CUDA motivation for multi-dimensional kernel execution

The division of work CUDA imposes into blocks is logical because it reflects the hardware (some amount of execution threads within a single execution unit, all in the same “block”).

However, as I’m looking at implementation of image processing algorithms, it’s not entirely clear why I should have 2D grids of blocks, each being a 2D grid of threads. Why won’t 1D do? After all, the kernel call usually just sees the image as a linear 1D array of pixels anyway and has to compute its global index by multiplying the usual row * column + offset in column.

One guess I have is for spatial locality. We usually compute stuff for a pixel based on the pixels around it, so the 2D grid of threads makes sure that all adjacent pixels run within the same execution unit, thus can share local memory etc. Is this correct? Anything else I am missing? Maybe ease of programming somehow (although that’s hard to believe since the code is computing a 1D offset anyway)

Thanks in advance

Two reasons. Up to compute capability 2.0 the limit of block for x component was 65000. This is easy to go over and then one needs a 2 D grid which would allow to use up to millions of blocks. In cc 3.x the limit was raised to 2 million. Second reason is that for some problems you need to work with indeces of a multidimensional matrix.

But is it not true to say that most image processing kernels receive the image as a single-dimensional array anyway (after all this is how it lives in computer memory)? In other words

uchar4* img

.

Then usually if the kernel is executed in 2D space, the global indices are used to compute an offset into that 1D image anyway, so I don’t see how this makes coding easier.

I can’t come up with a really compelling motivation, other than it probably seemed like a good idea when the transition from fixed function hardware to GPGPU was happening. Much of the focus was on image processing and linear algebra, which need to manipulate 2D coordinates, even if memory is fundamentally 1D. Maybe someone thought that exposing the tiled nature of the algorithm to the hardware would enable some future improved hardware implementation?

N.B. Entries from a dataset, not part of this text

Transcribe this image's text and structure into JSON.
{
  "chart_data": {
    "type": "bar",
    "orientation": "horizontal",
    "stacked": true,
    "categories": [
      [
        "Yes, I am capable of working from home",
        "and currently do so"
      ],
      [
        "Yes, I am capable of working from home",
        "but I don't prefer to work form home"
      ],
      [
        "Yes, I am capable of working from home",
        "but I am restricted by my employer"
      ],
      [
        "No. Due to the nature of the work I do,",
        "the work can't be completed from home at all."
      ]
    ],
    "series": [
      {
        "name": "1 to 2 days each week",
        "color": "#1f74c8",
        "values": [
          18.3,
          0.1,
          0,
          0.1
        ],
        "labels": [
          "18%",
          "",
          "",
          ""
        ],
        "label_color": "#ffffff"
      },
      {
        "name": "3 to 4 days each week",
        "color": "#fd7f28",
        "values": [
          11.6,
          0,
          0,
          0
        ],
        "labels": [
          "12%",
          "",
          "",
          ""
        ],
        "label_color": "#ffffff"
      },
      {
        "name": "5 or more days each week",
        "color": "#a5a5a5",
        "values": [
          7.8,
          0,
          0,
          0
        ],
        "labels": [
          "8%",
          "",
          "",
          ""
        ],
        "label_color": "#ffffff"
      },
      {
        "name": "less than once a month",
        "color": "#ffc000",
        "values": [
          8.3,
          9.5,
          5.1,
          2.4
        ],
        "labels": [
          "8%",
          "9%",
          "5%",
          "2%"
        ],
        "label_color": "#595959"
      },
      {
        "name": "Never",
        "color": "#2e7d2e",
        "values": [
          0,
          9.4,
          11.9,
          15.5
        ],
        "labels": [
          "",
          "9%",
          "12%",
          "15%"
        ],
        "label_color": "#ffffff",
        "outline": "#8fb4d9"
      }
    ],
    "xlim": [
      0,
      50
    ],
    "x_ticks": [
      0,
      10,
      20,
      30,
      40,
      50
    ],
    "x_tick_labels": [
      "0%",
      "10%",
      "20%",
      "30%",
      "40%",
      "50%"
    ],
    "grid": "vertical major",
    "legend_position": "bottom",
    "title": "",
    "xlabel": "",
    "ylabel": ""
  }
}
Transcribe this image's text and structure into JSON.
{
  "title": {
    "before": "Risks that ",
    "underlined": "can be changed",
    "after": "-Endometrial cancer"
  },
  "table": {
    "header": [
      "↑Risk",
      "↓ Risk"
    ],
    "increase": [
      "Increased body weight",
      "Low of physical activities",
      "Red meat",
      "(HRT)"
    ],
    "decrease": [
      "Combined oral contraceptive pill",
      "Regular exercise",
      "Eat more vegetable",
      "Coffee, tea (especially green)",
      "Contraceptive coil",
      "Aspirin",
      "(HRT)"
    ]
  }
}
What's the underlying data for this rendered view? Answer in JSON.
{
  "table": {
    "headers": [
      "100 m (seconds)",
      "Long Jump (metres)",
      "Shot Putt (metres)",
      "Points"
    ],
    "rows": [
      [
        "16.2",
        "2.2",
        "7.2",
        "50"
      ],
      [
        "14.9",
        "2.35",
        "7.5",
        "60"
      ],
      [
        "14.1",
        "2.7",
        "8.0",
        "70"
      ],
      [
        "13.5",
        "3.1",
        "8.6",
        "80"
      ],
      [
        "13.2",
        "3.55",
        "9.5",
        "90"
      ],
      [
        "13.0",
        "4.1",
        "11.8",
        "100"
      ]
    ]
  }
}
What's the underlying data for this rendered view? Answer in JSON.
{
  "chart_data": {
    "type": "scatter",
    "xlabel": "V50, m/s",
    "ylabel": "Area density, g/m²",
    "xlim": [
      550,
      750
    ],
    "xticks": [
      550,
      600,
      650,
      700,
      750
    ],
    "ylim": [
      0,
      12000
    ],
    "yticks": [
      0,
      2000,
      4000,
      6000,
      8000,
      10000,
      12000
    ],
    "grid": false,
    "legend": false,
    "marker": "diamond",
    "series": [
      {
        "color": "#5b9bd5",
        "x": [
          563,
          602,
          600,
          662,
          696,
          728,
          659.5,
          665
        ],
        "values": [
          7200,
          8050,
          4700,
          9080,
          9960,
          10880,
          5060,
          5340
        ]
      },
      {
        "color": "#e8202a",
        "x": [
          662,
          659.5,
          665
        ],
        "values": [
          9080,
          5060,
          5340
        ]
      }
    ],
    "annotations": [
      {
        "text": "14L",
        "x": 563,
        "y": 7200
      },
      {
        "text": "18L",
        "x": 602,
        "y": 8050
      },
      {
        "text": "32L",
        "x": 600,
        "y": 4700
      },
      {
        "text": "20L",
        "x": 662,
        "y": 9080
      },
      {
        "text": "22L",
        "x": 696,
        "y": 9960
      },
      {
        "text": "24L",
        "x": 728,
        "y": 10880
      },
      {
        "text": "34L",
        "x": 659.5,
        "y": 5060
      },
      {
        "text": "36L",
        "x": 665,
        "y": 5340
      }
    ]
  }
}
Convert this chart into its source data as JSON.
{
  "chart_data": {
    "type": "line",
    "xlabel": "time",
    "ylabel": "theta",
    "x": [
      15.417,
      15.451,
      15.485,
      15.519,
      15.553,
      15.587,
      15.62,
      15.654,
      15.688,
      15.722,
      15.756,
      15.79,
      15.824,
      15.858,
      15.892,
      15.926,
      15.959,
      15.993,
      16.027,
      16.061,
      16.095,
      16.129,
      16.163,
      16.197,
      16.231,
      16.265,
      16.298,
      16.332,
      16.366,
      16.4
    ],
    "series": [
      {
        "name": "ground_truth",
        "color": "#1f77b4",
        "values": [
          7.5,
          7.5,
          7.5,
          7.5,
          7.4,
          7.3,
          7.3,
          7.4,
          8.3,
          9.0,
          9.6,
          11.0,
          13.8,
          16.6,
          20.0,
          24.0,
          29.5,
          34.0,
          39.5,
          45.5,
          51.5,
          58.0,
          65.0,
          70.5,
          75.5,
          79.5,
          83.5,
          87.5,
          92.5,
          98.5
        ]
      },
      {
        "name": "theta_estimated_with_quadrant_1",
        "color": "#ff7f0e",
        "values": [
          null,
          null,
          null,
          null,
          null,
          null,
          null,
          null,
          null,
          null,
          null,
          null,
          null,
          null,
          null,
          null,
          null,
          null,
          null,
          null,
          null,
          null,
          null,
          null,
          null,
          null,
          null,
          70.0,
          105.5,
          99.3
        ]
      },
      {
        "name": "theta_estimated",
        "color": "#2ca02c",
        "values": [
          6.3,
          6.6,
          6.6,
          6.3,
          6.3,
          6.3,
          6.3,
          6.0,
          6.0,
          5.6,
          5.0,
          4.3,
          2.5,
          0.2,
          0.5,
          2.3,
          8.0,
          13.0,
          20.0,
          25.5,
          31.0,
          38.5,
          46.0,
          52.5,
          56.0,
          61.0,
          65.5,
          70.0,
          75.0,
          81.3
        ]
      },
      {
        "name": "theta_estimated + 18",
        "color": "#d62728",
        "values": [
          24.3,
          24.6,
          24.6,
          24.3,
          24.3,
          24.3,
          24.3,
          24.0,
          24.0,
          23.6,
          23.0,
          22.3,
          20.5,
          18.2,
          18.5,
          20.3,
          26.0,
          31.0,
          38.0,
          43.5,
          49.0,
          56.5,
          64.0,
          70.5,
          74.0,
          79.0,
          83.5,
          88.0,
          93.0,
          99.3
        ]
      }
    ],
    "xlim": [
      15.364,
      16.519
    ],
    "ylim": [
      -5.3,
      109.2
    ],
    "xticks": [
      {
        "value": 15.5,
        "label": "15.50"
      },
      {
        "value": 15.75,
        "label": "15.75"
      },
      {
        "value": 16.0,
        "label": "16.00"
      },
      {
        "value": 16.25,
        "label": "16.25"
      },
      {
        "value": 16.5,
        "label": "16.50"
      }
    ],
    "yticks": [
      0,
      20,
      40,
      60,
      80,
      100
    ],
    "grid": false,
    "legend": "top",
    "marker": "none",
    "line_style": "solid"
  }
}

To my knowledge, there are no real performance benefits to using multidimensional grids in CUDA.

Consider an image processing algorithm. Some of these may be interested in lines, but most are interested in rectangular areas of the image (say, filters). If I make my threads 2D in a block, then all threads handling a certain rectangle end up on the same warp and can share memory efficiently, right?

Whereas, if I organized threads 1D in a block, then threads handling a line (rather than a rectangular block) would be able to share memory.

Is my thinking wrong here?

There are lots of situations where you need a block of threads to operate on a 2D/3D block of pixels. It could be that your data is stored in a CUDA array/surface or you might be caching the data in shared memory. This typically requires 2D/3D indices to be computed at some point. What I’m not actually certain of is whether there is actually dedicated hardware for computing the thread indices or if using a 1D thread block and computing the 2D/3D indices inside the kernel amounts to the same thing.

I’ve also come across situations where a single kernel might want to use two different sets of 2D/3D indices. For instance with convolutions you sometimes need an apron so you have to read more data into shared memory than you end up producing as output. So sometimes you end up starting with one set of 2D/3D indices, computing a 1D index and then computing a new set of 2D/3D indices.

I think there are two different questions mixed together in this thread:

  1. Is there a performance benefit to using a 2D or 3D mapping of input or output data to threads? The answer is “absolutely” for all the reasons you and others have described. If the data or calculation has spatial locality, then so should the assignment of work to threads in a warp.

  2. Is there a performance benefit to using CUDA’s multidimensional grids to do this work assignment? In this case, I don’t think so since you can do the index calculation trivially yourself at the top of the kernel. This burns a few arithmetic instructions, but that should be negligible compared to the kernel launch overhead.

This is why I think the multidimensional grids are intended as a programmer convenience rather than a way to improve performance. You do absolutely need to think about each warp’s memory access patterns, though.